Explosives detection canine Roxi has served in the Bureau of Alcohol, Tobacco, Firearms and Explosives (ATF) for the past seven years. She's trained to detect over 19,000 explosive components, including those found in spent ammunition casings and firearms.
Roxi and special agent canine handler Randy O'Dell travel the country doing explosives sweeps at high-profile sporting events, but more often, they can be found working in the regional ATF bureau. They assist law enforcement agencies in finding evidence of shootings and in explosives investigations. Last month, Roxi was featured on the front page of The Kansas City Star as she assisted the Kansas City Police Department in the search for evidence in the highway shooter investigation.
Kansas City Police Department canine Rosco is only two years old. Yet, he has been serving on the force with officer David Ferber since September 2013.
In one of his more memorable cases, Rosco located one-quarter pound of methamphetamine, one pound of marijuana, a handgun, and an undisclosed amount of cash, all inside a safe.
Tana, a 4 ½ year-old labrador, works with chief investigator Rose Razmiarek in the investigation division of the Kansas Office of the State Fire Marshal. An accelerant detection canine, she works cases throughout Kansas. Tana was raised by a military family in California to be an assistance dog. In September 2010, she switched service careers.
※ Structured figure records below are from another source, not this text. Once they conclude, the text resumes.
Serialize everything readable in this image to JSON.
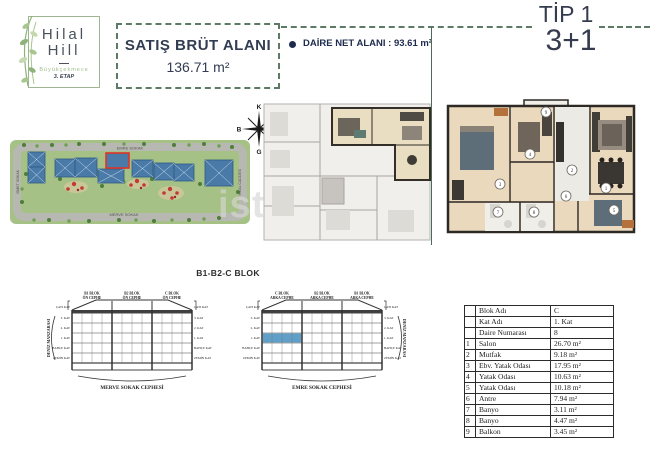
{
  "header": {
    "logo": {
      "name1": "Hilal",
      "name2": "Hill",
      "location": "Büyükçekmece",
      "etap": "3. ETAP"
    },
    "gross_area_label": "SATIŞ BRÜT ALANI",
    "gross_area_value": "136.71 m²",
    "net_area_label": "DAİRE NET ALANI : 93.61 m²",
    "type_label": "TİP 1",
    "layout_label": "3+1"
  },
  "site_plan": {
    "roads": {
      "top": "EMRE SOKAK",
      "bottom": "MERVE SOKAK",
      "left": "İSMET SOKAK",
      "right": "HİLAL CADDESİ"
    }
  },
  "compass": {
    "north": "K",
    "east": "D",
    "south": "G",
    "west": "B"
  },
  "watermark": "ist",
  "block_section": {
    "title": "B1-B2-C BLOK",
    "sea_view_label": "DENİZ MANZARASI",
    "roof_label": "ÇATI KAT",
    "floors": [
      "3. KAT",
      "2. KAT",
      "1. KAT",
      "BAHÇE KAT",
      "ZEMİN KAT"
    ],
    "elevations": [
      {
        "caption": "MERVE SOKAK CEPHESİ",
        "columns": [
          {
            "l1": "B1 BLOK",
            "l2": "ÖN CEPHE"
          },
          {
            "l1": "B2 BLOK",
            "l2": "ÖN CEPHE"
          },
          {
            "l1": "C BLOK",
            "l2": "ÖN CEPHE"
          }
        ]
      },
      {
        "caption": "EMRE SOKAK CEPHESİ",
        "columns": [
          {
            "l1": "C BLOK",
            "l2": "ARKA CEPHE"
          },
          {
            "l1": "B2 BLOK",
            "l2": "ARKA CEPHE"
          },
          {
            "l1": "B1 BLOK",
            "l2": "ARKA CEPHE"
          }
        ]
      }
    ]
  },
  "apartment_table": {
    "info": [
      {
        "label": "Blok Adı",
        "value": "C"
      },
      {
        "label": "Kat Adı",
        "value": "1. Kat"
      },
      {
        "label": "Daire Numarası",
        "value": "8"
      }
    ],
    "rooms": [
      {
        "no": "1",
        "name": "Salon",
        "area": "26.70 m²"
      },
      {
        "no": "2",
        "name": "Mutfak",
        "area": "9.18 m²"
      },
      {
        "no": "3",
        "name": "Ebv. Yatak Odası",
        "area": "17.95 m²"
      },
      {
        "no": "4",
        "name": "Yatak Odası",
        "area": "10.63 m²"
      },
      {
        "no": "5",
        "name": "Yatak Odası",
        "area": "10.18 m²"
      },
      {
        "no": "6",
        "name": "Antre",
        "area": "7.94 m²"
      },
      {
        "no": "7",
        "name": "Banyo",
        "area": "3.11 m²"
      },
      {
        "no": "8",
        "name": "Banyo",
        "area": "4.47 m²"
      },
      {
        "no": "9",
        "name": "Balkon",
        "area": "3.45 m²"
      }
    ]
  },
  "colors": {
    "accent_green": "#5c7a66",
    "navy": "#1e2b4f",
    "grass_green": "#a5c186",
    "building_blue": "#4a7aa8",
    "highlight_red": "#e03328",
    "cell_blue": "#5f9fc8",
    "plan_beige": "#ead9bc"
  }
}
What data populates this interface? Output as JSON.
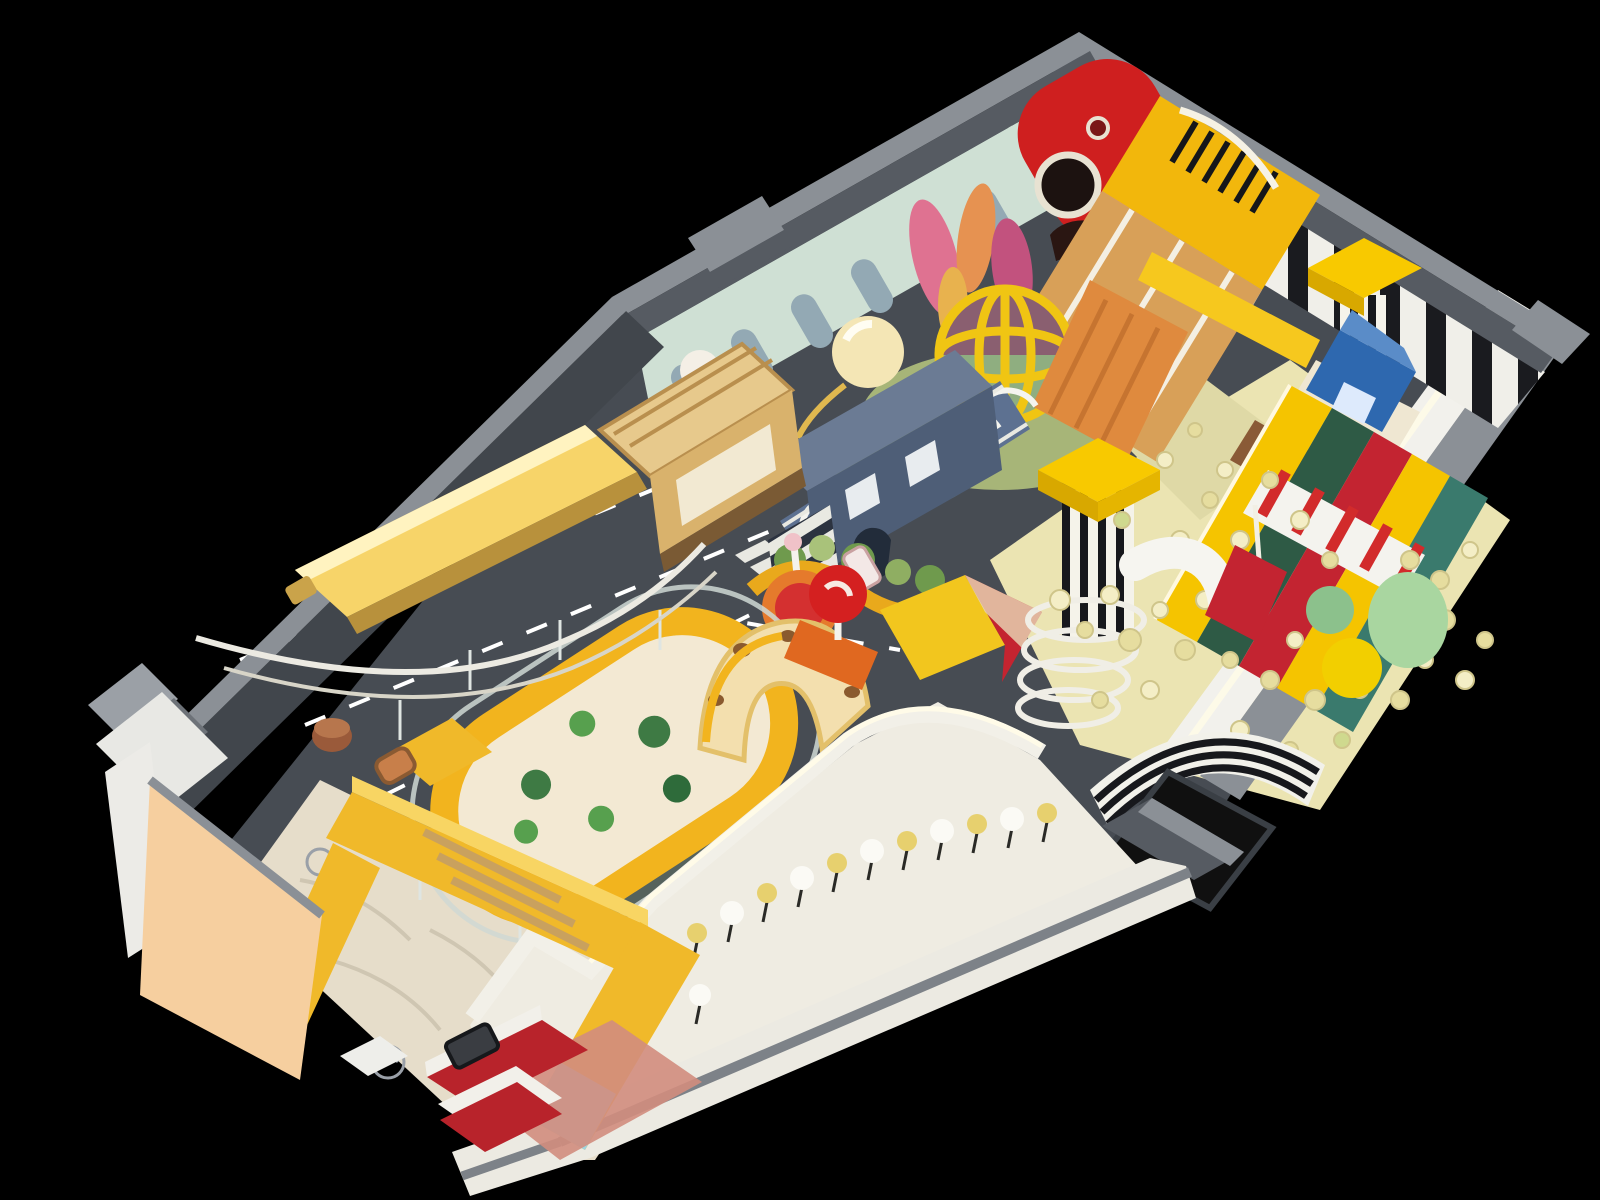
{
  "palette": {
    "background": "#000000",
    "floor_dark": "#474c53",
    "floor_dark2": "#3e434a",
    "wall_cap": "#8b9096",
    "wall_cap_light": "#9ba0a6",
    "wall_side": "#565b62",
    "wall_face_dark": "#41464c",
    "wall_face_white": "#f2f1ec",
    "nw_wall_panel": "#cfe0d4",
    "arch_cutout": "#93a9b4",
    "piano_black": "#1a1b1f",
    "train_red": "#cf1f1f",
    "train_yellow": "#f2b70c",
    "slide_tan": "#d8a058",
    "banner_yellow": "#f6c81e",
    "crystal_pink": "#df7291",
    "crystal_orange": "#e69251",
    "crystal_magenta": "#c2527e",
    "globe_cage": "#f0c513",
    "globe_top": "#8a5f70",
    "globe_bottom": "#8fae80",
    "orange_slide": "#df8a3e",
    "lamp_cream": "#f4e6b5",
    "bridge_navy": "#5d7191",
    "hoop_white": "#f4f4ef",
    "playhouse_navy": "#4e5e77",
    "trolley_tan": "#d9b26c",
    "divider_yellow": "#e9a91c",
    "bush_green": "#6f9a4d",
    "bush_green_dark": "#3e7a44",
    "spinner_red": "#d43030",
    "spinner_orange": "#e57a2c",
    "book_yellow": "#f2c61e",
    "book_red": "#c42430",
    "tower_canopy": "#f8c900",
    "blue_box": "#2e68af",
    "slide_green": "#2e5a45",
    "slide_red": "#c32431",
    "slide_teal": "#3a7a6d",
    "rail_yellow": "#f5c400",
    "awning_red": "#d22b2b",
    "ballpit": "#ebe4b2",
    "popcorn": "#f4eec6",
    "popcorn_dark": "#e6dd9f",
    "egg_green": "#a9d6a0",
    "ball_yellow": "#f2cf00",
    "tube_white": "#f6f5f0",
    "trampoline_black": "#101010",
    "corridor_floor": "#efece2",
    "lollipop_white": "#fbfaf5",
    "lollipop_yellow": "#e7d06e",
    "oval_yellow": "#f2b41e",
    "oval_sand": "#f3e9d3",
    "fence_glass": "#cfd8d4",
    "sand": "#e6ddca",
    "bench_yellow": "#f0b92a",
    "bench_yellow_light": "#f8d563",
    "bench_blue": "#9fd4df",
    "peach_wall": "#f6cf9f",
    "desk_red": "#b8232b",
    "salmon_floor": "#d28d7e",
    "road_mark": "#ffffff",
    "teal_tiles": "#55625c",
    "copper_car": "#c87f4a",
    "glow_bench": "#f7d469"
  }
}
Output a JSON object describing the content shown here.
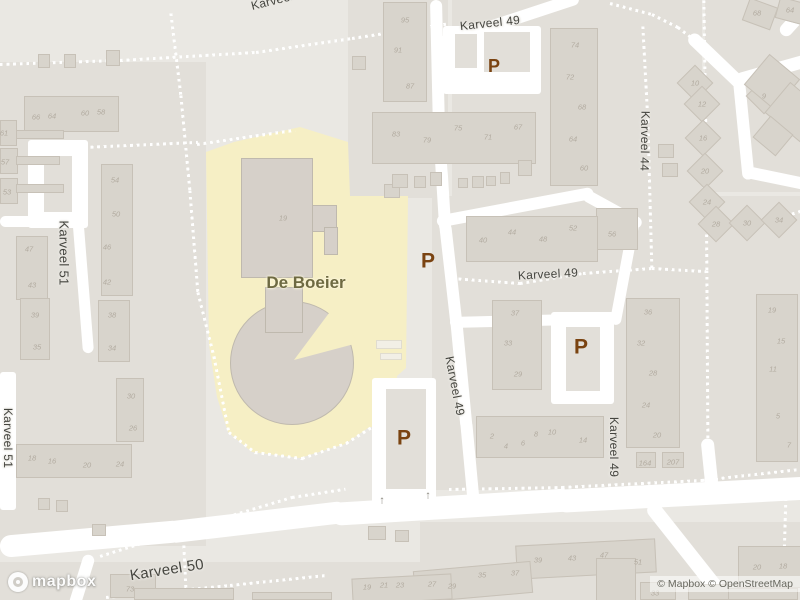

In multiple cases, Tana has found evidence resulting in convictions, including convictions against firefighters. Her most notable case is the recent conviction of a man for aggravated arson, murder, and child endangerment. While holding his child in his arms, the man set his house on fire, resulting in the death of his wife and severe burns to his child. Tana found evidence that led to an aggravated arson conviction.
When not investigating fires, Tana conducts demonstrations and promotes fire safety. She works with children during fire prevention week and is a regular at Kansas State Fair Emergency Preparedness Day events. At home, Tana enjoys playing fetch and spending time with her other animal family members.